Die ehemalige Tankstelle in Hörsingen gilt als Gefahrenquelle für spielende Kinder. Der Hauptausschuss der Stadt Oebisfelde-Weferlingen hat beschlossen, dass die Maßnahme "Abbruch der Tankstelle" im Haushalt 2014 prioritär behandelt wird. Bedingung ist allerdings, dass die beantragten Fördermittel genehmigt werden.

Hörsingen l Als Gefahrenstelle bezeichnete Hörsingens Ortsbürgermeister Peter Schorlemmer (CDU) die ehemalige LPG-Tankstelle in Hörsingen. Gleich neben der Tankstelle befindet sich der Kinderspielplatz. "Der marode Giebel des alten Tankstellengebäudes könnte irgendwann zusammenfallen", sagte Schorlemmer.

Das Vorhaben zum Abbruch der einstigen Tankstelle war auch Thema bei der jüngsten Sitzung des Hauptausschusses. Der Abriss ist im Gebietsänderungsvertrag verankert, konnte jedoch aus finanziellen Gründen bisher nicht realisiert werden. 2013 wurden die notwendigen Untersuchungen der verzeichneten Altlast vorgenommen. Dazu gab es Bohrungen und Analysen, um die Belastungen für die Umwelt festzustellen.

Das Fachplanungsbüro legte das Untersuchungsergebnis und eine Kostenschätzung vor. Parallel haben das Bauamt und das Planungsbüro beim Landesverwaltungsamt in Halle die Fördermöglichkeit des Vorhabens abgeklärt. Daraufhin stellte die Stadt beim Landesverwaltungsamt den Fördermittelantrag für den Abbruch der Tankstelle.

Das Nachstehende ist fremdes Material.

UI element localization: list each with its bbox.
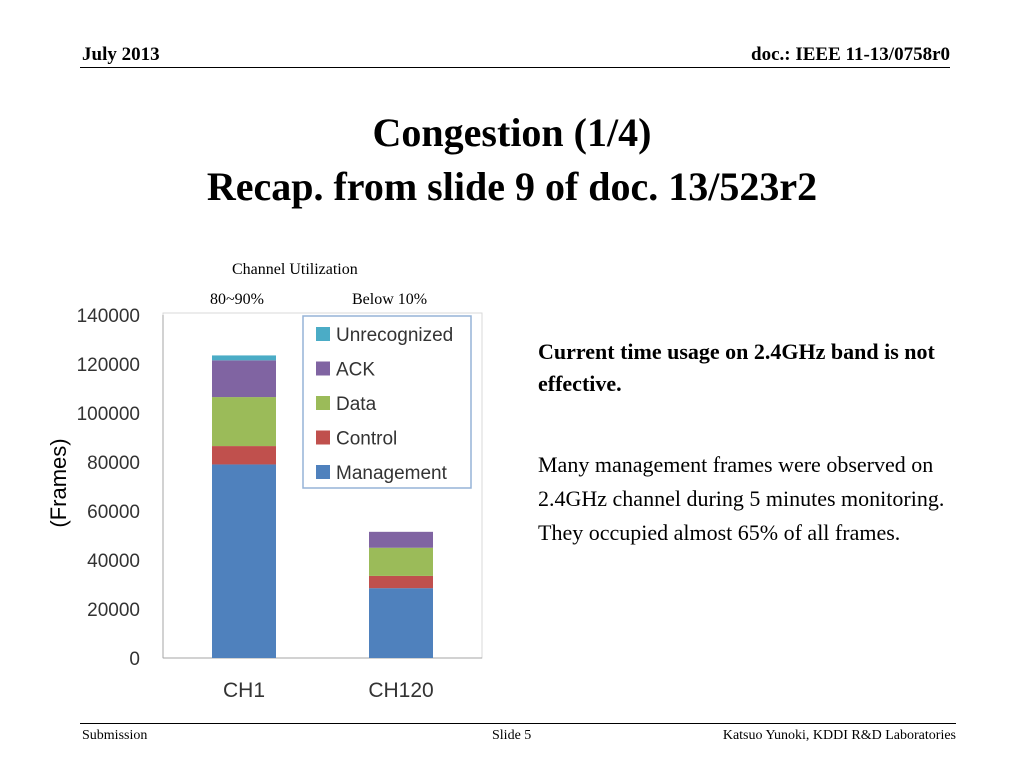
header-rule [80,67,950,68]
footer-slide-number: Slide 5 [492,728,532,743]
y-axis-label: (Frames) [46,438,71,528]
y-tick-label: 140000 [77,306,140,327]
y-tick-label: 100000 [77,404,140,425]
bar-control-ch1 [212,446,276,465]
legend-swatch-ack [316,361,330,376]
y-tick-label: 60000 [87,502,140,523]
legend-label-unrecognized: Unrecognized [336,325,453,346]
x-tick-label: CH1 [223,679,265,702]
footer-author: Katsuo Yunoki, KDDI R&D Laboratories [722,728,956,743]
detail-text: Many management frames were observed on … [538,452,945,545]
key-point: Current time usage on 2.4GHz band is not… [538,339,935,396]
bar-unrecognized-ch1 [212,355,276,361]
footer-submission: Submission [82,728,148,743]
x-tick-label: CH120 [368,679,433,702]
header-date: July 2013 [82,44,160,65]
bar-ack-ch1 [212,360,276,398]
slide-title: Congestion (1/4) [372,110,652,155]
legend-swatch-management [316,465,330,479]
header-doc-number: doc.: IEEE 11-13/0758r0 [751,44,950,65]
legend-label-ack: ACK [336,360,375,381]
legend-label-management: Management [336,463,448,484]
bar-data-ch120 [369,547,433,576]
y-tick-label: 40000 [87,551,140,572]
chart-caption: Channel Utilization [232,261,358,278]
footer-rule [80,723,956,724]
bar-ack-ch120 [369,531,433,548]
legend [302,315,472,489]
bar-data-ch1 [212,397,276,447]
ch1-utilization-label: 80~90% [210,291,264,308]
bar-control-ch120 [369,575,433,589]
legend-label-data: Data [336,394,377,415]
y-tick-label: 0 [129,649,140,670]
y-tick-label: 120000 [77,355,140,376]
bar-management-ch1 [212,464,276,658]
y-tick-label: 20000 [87,600,140,621]
legend-swatch-unrecognized [316,327,330,341]
legend-label-control: Control [336,429,397,450]
legend-swatch-data [316,396,330,410]
legend-swatch-control [316,430,330,445]
bar-management-ch120 [369,588,433,658]
ch120-utilization-label: Below 10% [352,291,428,308]
y-tick-label: 80000 [87,453,140,474]
slide-subtitle: Recap. from slide 9 of doc. 13/523r2 [206,164,818,209]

Die Finanzierung der Maßnahme ist wie folgt vorgesehen: Die Ausgaben betragen insgesamt 29600Euro. Fördermittel in Höhe von 23600Euro könnten fließen. Der Eigenanteil der Stadt beträgt 6000Euro. "Wir müssen die 6000Euro nachweisen, sonst kriegen wir keine Fördermittel", erklärte Einheitsgemeinde-Bürgermeisterin Silke Wolf (Die Linke). Die Eigenmittel sollen durch Grundstücksverkäufe erbracht werden.

"Da der Haushaltsplan für 2014 noch nicht beschlossen ist, soll laut Auskunft der Kommunalaufsicht die Stadt eine Bestätigung vorlegen, dass die Maßnahme prioritär gesehen und erledigt wird", erklärte die Bürgermeisterin.